Some lucky full share member will receive these
very Brussels sprouts on Tuesday.
This week's half share members will receive: Kale, Celery or Parsley, Leeks, Carrots, Kohlrabi, Honey Bear Acorn Squash, and a Pie Pumpkin.

The full share members will receive: All that yummy half share stuff plus Potatoes, Beets, Brussels Sprouts and a Spaghetti Squash.

So, this is a lot of food coming at you. If you're not sure how to store it, here are some tips:

Squash store well for up to a month on the counter. Try to keep them out of direct sun and away from a hot stove or other appliance that causes temperature swings. Of the squash you are receiving this week, the spaghetti squash will keep the longest and the pumpkin will keep for the least amount of time.

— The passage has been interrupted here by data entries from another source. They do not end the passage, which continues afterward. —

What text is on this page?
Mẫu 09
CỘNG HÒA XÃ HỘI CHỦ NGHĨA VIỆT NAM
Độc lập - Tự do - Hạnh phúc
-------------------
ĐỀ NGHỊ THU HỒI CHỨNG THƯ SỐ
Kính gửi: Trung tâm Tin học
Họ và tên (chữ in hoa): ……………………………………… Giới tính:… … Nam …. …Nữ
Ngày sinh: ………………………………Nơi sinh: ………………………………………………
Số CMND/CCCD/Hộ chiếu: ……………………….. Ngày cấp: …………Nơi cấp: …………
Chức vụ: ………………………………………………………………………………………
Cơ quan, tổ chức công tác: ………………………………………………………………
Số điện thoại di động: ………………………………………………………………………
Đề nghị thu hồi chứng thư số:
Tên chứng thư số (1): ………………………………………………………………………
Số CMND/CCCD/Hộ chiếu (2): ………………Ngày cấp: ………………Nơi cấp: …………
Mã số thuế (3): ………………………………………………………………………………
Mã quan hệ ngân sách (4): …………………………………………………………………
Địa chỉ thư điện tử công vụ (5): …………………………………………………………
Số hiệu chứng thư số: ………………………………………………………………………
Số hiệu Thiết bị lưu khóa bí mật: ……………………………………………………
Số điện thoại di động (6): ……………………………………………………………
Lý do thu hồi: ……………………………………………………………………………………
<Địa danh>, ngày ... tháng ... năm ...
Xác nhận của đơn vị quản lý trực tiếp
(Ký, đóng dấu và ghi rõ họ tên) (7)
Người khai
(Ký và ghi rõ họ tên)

Beets, carrots, kohlrabi, and leeks will all keep nicely in a crisper. So will Brussels sprouts. The sprouts do best stored on the stalks. Leeks store best with any yellow leaves trimmed away before storage.

The kale and celery or parsley will not keep as long as the other items in your share. Protect them from drying out in the fridge with a plastic bag and try to eat them up within a week of getting them.

Now, what should you do with this bounty you are about to receive? Eat it, of course :)

I know some of the items in the share can be challenging to cook with, so I came up with a recipe that uses some of the hardest to use stuff. It's simple to make, but kind of time consuming. There is a lot of peeling and chopping involved. That's kind of how it goes with the winter veggies. Food that stores well tends to require a fair amount of breaking down to become tasty. This recipe makes plenty though, so the hard work is worth it.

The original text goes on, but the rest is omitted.